Intel Tuesday announced a chip technology that the company said was designed to foil hackers who use fake emails to trick employees into revealing their usernames and passwords.
It could also give future corporate IT managers the option of eliminating long, ever-changing passwords and replacing them with short personal identification numbers, or fingerprints and other identifiers.
Intel Authenticate will be added to the company's line of sixth-generation processors and tested by some businesses before entering production, said Tom Garrison, an Intel vice president.
Intel will make Authenticate part of all the processors that it sells for enterprise PCs. The authentication system uses hardware-based "multifactor authentication"-more than one method of identifying a user-to keep hackers out, even if they obtain passwords.
Putting the authentication process on a chip makes the PC itself part of the security system, the company said.
Phishing - tricking people into revealing of passwords with phony emails -is a rising problem. Garrison said an estimated 117,000 corporate cyberattacks occur every day that involve phishing for a username and password.
Intel's new business processors will verify an employee's identity with a personal identification number, proximity of the employee's mobile phone or badge, biometrics like a fingerprint, and location of the building the employee is in.

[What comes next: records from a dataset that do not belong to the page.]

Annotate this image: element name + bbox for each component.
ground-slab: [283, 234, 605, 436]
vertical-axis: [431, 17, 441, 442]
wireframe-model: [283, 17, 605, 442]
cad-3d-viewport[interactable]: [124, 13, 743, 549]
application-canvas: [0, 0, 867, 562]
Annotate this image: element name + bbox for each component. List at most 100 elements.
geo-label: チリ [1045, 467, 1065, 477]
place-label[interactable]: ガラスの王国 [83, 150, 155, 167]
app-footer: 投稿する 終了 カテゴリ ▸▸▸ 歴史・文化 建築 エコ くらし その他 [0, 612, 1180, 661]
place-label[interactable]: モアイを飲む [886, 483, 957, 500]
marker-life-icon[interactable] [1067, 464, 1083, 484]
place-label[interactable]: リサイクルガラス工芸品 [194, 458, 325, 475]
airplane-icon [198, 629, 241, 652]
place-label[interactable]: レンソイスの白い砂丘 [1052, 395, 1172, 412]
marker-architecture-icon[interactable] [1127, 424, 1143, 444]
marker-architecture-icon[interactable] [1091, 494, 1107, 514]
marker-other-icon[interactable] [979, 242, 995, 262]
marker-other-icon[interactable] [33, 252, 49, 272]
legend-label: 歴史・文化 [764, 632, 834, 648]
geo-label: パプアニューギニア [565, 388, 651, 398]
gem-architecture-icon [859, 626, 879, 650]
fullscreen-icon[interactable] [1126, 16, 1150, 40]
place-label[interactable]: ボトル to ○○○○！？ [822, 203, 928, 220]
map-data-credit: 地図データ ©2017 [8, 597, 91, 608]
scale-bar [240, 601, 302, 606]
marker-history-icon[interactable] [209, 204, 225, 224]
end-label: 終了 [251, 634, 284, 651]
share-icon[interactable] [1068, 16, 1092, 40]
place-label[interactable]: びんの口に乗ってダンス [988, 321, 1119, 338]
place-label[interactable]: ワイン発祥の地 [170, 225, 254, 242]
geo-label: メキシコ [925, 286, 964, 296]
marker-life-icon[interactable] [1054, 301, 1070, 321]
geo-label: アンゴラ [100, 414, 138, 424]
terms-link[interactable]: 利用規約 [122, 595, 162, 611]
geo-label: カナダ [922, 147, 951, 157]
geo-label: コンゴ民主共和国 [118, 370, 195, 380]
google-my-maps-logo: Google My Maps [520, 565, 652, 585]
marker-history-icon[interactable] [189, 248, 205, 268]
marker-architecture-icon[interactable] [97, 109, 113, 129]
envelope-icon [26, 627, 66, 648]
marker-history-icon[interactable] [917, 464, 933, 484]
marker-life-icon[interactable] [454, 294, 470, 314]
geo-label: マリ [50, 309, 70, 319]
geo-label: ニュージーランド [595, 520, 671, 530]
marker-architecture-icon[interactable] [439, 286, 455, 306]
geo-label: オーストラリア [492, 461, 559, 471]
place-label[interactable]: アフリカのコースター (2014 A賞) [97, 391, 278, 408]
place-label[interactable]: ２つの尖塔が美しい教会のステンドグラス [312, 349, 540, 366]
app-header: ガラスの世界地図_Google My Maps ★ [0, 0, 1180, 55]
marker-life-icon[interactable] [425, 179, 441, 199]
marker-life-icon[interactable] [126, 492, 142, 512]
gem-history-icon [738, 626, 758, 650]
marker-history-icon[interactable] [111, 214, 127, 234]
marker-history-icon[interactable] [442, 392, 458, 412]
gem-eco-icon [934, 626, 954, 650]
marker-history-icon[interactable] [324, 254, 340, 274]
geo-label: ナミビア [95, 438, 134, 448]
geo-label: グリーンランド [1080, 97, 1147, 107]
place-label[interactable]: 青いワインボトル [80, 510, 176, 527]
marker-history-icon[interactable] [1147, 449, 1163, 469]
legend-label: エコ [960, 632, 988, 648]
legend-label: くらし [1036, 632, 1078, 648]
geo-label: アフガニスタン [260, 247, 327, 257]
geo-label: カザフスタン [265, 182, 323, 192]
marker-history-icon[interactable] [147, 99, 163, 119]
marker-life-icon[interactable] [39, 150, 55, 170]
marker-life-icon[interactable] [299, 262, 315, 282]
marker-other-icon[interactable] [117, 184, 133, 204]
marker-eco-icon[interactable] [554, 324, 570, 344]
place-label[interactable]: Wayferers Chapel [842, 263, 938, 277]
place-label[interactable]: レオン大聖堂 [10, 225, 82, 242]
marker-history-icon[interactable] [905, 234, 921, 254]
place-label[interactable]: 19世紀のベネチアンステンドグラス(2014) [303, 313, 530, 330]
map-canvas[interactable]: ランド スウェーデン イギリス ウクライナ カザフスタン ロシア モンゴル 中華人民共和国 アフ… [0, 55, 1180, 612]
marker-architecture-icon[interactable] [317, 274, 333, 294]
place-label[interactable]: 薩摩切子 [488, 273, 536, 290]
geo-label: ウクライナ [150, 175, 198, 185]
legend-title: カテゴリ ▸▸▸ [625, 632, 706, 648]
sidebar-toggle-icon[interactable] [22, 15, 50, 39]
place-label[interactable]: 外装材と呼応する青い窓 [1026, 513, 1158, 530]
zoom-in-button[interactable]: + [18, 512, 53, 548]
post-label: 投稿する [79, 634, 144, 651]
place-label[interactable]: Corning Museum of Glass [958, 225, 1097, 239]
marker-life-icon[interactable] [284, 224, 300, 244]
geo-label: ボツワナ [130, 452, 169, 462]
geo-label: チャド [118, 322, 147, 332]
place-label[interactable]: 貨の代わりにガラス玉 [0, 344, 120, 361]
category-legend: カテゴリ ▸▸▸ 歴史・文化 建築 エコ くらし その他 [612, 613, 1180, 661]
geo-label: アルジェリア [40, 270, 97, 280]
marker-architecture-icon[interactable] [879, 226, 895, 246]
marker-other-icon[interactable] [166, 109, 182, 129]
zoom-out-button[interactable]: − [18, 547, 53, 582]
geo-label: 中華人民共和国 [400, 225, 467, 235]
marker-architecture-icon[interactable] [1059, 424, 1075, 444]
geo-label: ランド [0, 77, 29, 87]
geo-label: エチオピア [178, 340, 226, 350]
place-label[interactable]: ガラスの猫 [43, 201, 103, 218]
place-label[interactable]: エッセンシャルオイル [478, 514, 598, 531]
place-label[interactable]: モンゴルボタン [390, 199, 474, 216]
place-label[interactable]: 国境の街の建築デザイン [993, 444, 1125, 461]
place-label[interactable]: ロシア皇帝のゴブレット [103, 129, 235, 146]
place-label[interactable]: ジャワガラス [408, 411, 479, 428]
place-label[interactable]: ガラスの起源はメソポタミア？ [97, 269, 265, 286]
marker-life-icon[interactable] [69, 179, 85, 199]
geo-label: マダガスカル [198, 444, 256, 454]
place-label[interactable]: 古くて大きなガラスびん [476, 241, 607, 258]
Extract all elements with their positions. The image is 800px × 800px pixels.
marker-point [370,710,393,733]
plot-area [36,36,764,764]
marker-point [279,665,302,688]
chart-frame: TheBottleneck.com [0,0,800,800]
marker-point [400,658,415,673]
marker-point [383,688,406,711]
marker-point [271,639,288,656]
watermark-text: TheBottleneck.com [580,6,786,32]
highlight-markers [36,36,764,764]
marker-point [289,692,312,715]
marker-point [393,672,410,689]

IT managers can decide which factors to embed in the chip, Garrison said. "IT has full control."
"One of the biggest keys to this is there is a secure element inside the Intel processor that manages all of this," said industry analyst Patrick Moorhead of Moor Insights & Strategy. "That wasn't available before. A lot of different pieces had to come together.
"Hardware is a lot harder to get into," he said. Someone armed with a password would be blocked by additional layers of security tucked away in the computer's processor, he said.
"lf you look at where attacks come, typically somebody gets you to give them your password with a fake email or text that says 'hey, log in' to a pirate website," he said.
"Now, you wouldn't have a single password. You would stick in your thumb, or look at the PC, have your phone near you, and be opening the PC where they know you work, and not somewhere in Lithuania," Moorhead said.